The death of both parties would be even better.
Will Success Spoil The GOP?
As soon as any newly-elected congressperson sets foot on Capitol Hill for the first time, they already smell like they're well past the use-by date marked on their package.
"And with vastly larger deficits nowadays, Congress's responsibilities will be heavy indeed."
With all due respect, fuck you Mr. Pitney Jr. There is nothing heavy about it all. You write a budget that cuts spending and does something about the deficit and forward it to a Obama with a highlighted copy of Article I of the constitution. If he doesn't like it, he can veto it and put his own supporters in the government out of work for a while. In the meantime, you can't run a deficit if most of the government is shut down.

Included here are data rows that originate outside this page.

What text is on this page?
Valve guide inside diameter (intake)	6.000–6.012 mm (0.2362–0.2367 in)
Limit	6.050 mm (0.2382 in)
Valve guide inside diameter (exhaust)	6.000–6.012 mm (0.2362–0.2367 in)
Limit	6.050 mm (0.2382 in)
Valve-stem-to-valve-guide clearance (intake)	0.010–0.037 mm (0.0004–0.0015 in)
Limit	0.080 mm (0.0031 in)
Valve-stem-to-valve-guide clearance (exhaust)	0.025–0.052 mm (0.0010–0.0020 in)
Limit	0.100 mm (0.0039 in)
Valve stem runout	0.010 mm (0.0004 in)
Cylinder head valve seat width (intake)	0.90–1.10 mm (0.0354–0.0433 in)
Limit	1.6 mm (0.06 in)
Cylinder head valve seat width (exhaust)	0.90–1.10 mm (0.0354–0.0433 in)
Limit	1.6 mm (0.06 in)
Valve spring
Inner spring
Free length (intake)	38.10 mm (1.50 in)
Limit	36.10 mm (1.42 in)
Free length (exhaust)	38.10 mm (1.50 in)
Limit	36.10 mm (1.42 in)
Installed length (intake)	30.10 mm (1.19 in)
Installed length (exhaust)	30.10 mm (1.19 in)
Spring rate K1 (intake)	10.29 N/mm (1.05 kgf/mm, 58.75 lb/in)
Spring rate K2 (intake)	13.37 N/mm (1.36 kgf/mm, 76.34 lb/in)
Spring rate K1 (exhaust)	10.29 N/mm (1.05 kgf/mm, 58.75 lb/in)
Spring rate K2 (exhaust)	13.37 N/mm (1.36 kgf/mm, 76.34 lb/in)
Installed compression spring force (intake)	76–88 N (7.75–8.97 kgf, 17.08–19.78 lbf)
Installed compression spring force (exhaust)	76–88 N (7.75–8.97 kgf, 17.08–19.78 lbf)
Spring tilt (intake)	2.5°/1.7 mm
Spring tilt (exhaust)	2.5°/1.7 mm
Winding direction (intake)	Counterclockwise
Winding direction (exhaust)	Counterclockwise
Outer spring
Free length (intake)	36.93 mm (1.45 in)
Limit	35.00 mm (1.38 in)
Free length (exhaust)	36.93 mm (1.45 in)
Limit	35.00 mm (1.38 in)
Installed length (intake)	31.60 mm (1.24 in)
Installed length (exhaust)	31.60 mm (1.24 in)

I saw Mitch McConnell on the teevee yesterday morning. What a disgusting, repugnant sleazebag that guy is.
I do not anticipate anything good happening with him and his cronies in charge.
If enough tea party senate candidates get elected, he wont be.
Jim DeMint for Senate majority leader
I don't want to see DeMint on my pillow.
Don't reach so far, man, you'll pull a muscle.
For the first year, GOP needs to pass (within reason) any budget Obama wants, but with a health care bill reversal attached.
Nothing should pass without overturning the health care bill. Nothing.
Nope. The GOP needs to pass a budget that Obama hates, with the health care reversal attached.
Let him veto it, and deal with the political fallout from the fact that HE shut down the government, not the Rs.
Hey, we belive in limited gov't - limited to having jurisdiction over your bloodstream and money.
As the 1995-1996 government shutdowns showed, failures can cause enormous political turmoil.
Not any actual ill effects on people outside the beltway, mind you, but LOTS of political turmoil.
'Will Success Spoil The GOP?'
That's like worrying if a pile of maggoty meat will spoil. It's too late.
I'm suing!
The aftermath of the 1995-1996 budget shutdown was... less spending and closer to balanced budget. Remind us why that's a bad thing?
The GOP behaving like it did then would be the opposite of success spoiling them.
Yeah. It resulted in a surplus by 1999. That doesn't sound too bad to me.
We havent run a surplus since the early 50s. We had a projected surplus in the late Clinton era, we never actually had one.
This. There was no year in the 1990s or 2000s in which the total US debt decreased.
I don't care if the GOP smells like a dead beached whale after the election, so long as they manage to institute some serious gridlock in DC.
They aren't spoiled already?
yes, they have not been sufficiently spanked. Unfortunately, the Democrats seriously need to get spanked EVEN HARDER.
yes, they have not been sufficiently spanked. Unfortunately, the Democrats seriously need to get spanked EVEN HARDER.
you can say that again!
In the past, a party would enter power ready to try to do some good but then get sidetracked and corrupted and the other party - having just finished cleaning house - enters ready to try to do some good.
When the Dems regained power in 2006, it wasn't because they earned it but because the GOP was so awful that they entered without the cleanup. If the GOP enters in 2010 it will be the same thing.
The Republicans don't deserve to win right now, just as the Democrats didn't deserve to win in 2006. But the Democrats do deserve to lose, just as the Republicans deserved to lose in 2006.
If there was only some way for one side to lose without the other side winning ...
Did you see "High School Musical 3"? There's this hall, this corridor that's on a pivot, turning like a cement truck's barrel. Inside is an American voter who first smashes himself against the Democrat Wall (when Bush is in office) -- kicking out all the Republicans and making both the Senate and the House pretty much Democrat.
It's now 2010 and The Hall turns again. The voter is miffed at who's in office and he smashes himself against the opposite wall -- this time kicking out all the Democrats and making both the Senate and the House pretty much Republican.
Makes you want to scream, doesn't it?
Anyway, this goes on, election year after election year ... until the voter "wakes up" on stage, sees the light sitting in the dark, and says to himself, "But of course! I should've voted Libertarian from the beginning! No more tumbling corridors for me, thank you!"